One day during the Longhorns' summer seven-on-seven drills, cornerback Aaron Williams hit Gilbert with a stream of trash-talk. Before, Gilbert had just turned and walked away. This time, he didn't. He fired right back at Williams. No one seems to remember exactly what Gilbert said, but his offensive -- and defensive -- teammates got the message. This is Gilbert's team.

That doesn't mean Brown wants Gilbert trying to win games by himself. McCoy's injury, as well as the scare the Longhorns received from Nebraska in the Big 12 title game, taught Brown that he had placed too much of the responsibility for his team's success in McCoy's hands. Brown realized he had ignored the advice given to him years earlier by former North Carolina coach Bill Dooley.

"Don't ever let the health or the individual performance of one player determine whether you're going to win or lose the game," Brown remembered Dooley saying.
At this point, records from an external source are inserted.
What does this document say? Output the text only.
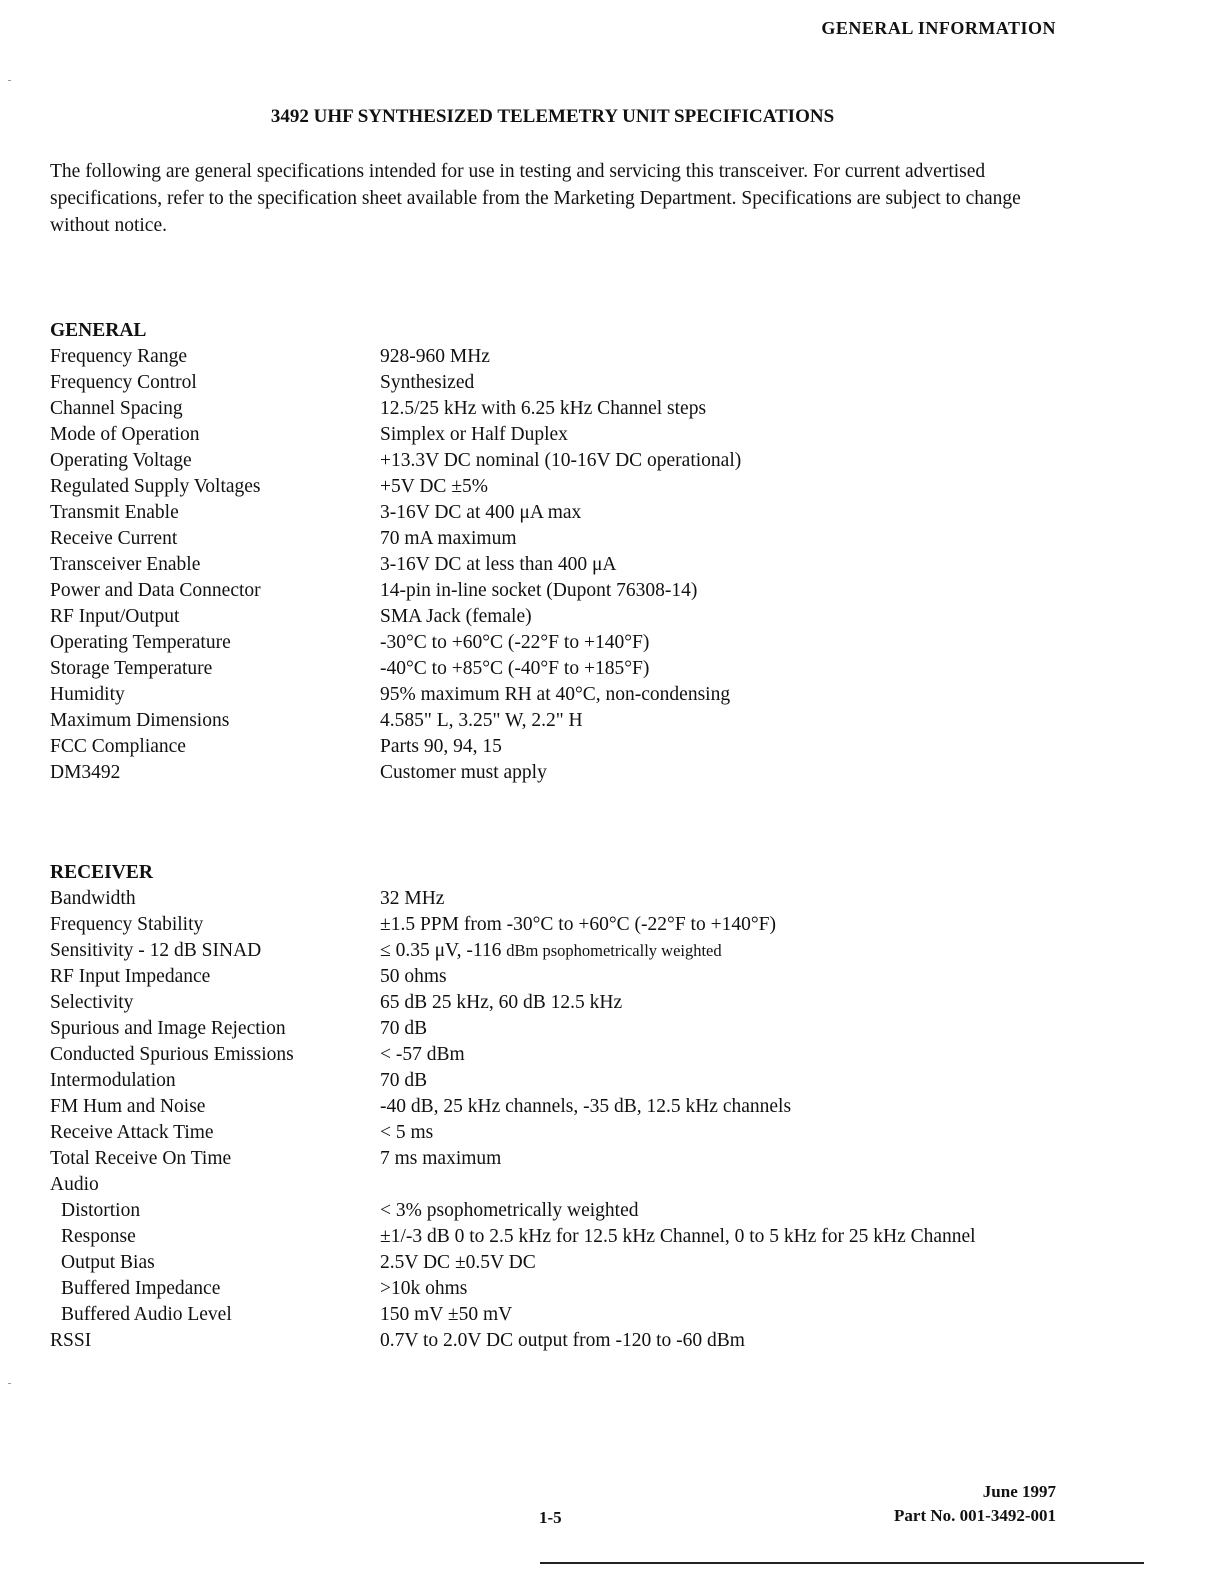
GENERAL INFORMATION
3492 UHF SYNTHESIZED TELEMETRY UNIT SPECIFICATIONS
The following are general specifications intended for use in testing and servicing this transceiver. For current advertised specifications, refer to the specification sheet available from the Marketing Department. Specifications are subject to change without notice.
GENERAL
Frequency Range	928-960 MHz
Frequency Control	Synthesized
Channel Spacing	12.5/25 kHz with 6.25 kHz Channel steps
Mode of Operation	Simplex or Half Duplex
Operating Voltage	+13.3V DC nominal (10-16V DC operational)
Regulated Supply Voltages	+5V DC ±5%
Transmit Enable	3-16V DC at 400 μA max
Receive Current	70 mA maximum
Transceiver Enable	3-16V DC at less than 400 μA
Power and Data Connector	14-pin in-line socket (Dupont 76308-14)
RF Input/Output	SMA Jack (female)
Operating Temperature	-30°C to +60°C (-22°F to +140°F)
Storage Temperature	-40°C to +85°C (-40°F to +185°F)
Humidity	95% maximum RH at 40°C, non-condensing
Maximum Dimensions	4.585" L, 3.25" W, 2.2" H
FCC Compliance	Parts 90, 94, 15
DM3492	Customer must apply
RECEIVER
Bandwidth	32 MHz
Frequency Stability	±1.5 PPM from -30°C to +60°C (-22°F to +140°F)
Sensitivity - 12 dB SINAD	≤ 0.35 μV, -116 dBm psophometrically weighted
RF Input Impedance	50 ohms
Selectivity	65 dB 25 kHz, 60 dB 12.5 kHz
Spurious and Image Rejection	70 dB
Conducted Spurious Emissions	< -57 dBm
Intermodulation	70 dB
FM Hum and Noise	-40 dB, 25 kHz channels, -35 dB, 12.5 kHz channels
Receive Attack Time	< 5 ms
Total Receive On Time	7 ms maximum
Audio
Distortion	< 3% psophometrically weighted
Response	±1/-3 dB 0 to 2.5 kHz for 12.5 kHz Channel, 0 to 5 kHz for 25 kHz Channel
Output Bias	2.5V DC ±0.5V DC
Buffered Impedance	>10k ohms
Buffered Audio Level	150 mV ±50 mV
RSSI	0.7V to 2.0V DC output from -120 to -60 dBm
June 1997
1-5	Part No. 001-3492-001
So Brown and Davis massaged the offense. They added more downhill runs from under center, which should open up more play-action opportunities for Gilbert and keep fire-breathing blitzers at bay. They have demanded more from their line and their backs, who no longer can rely on McCoy to bail them out with his fleet feet. They have challenged a receiving corps that must find a way to replace Shipley's production.

While Brown and Davis love Gilbert's arm, they don't want him to feel he has to carry the entire offense. "I've got a lot of playmakers around me," Gilbert said. "The goal is just to get it to them and let them do what they do best."

It's up to Gilbert to deliver. Given all the attention he's received, it's easy to forget that he just turned 19 and has played in exactly one college game in which the outcome was in doubt. "The game is still going to be really, really fast the first snap of the Rice game," Gale Gilbert said.

Still, Gilbert never will face more pressure than he faced on that night in Pasadena when he showed no fear and told Davis exactly what he saw. "I don't think there is any question having to play in the national championship game is a benefit in the grand scheme of things," Davis said. "It wasn't that night. But today, it is a benefit."

Once the pain of the loss subsided, even Gilbert finally saw the burnt orange lining. "Being able to be on that stage in that situation, I learned to have confidence in myself from now on," Gilbert said. "I can do it."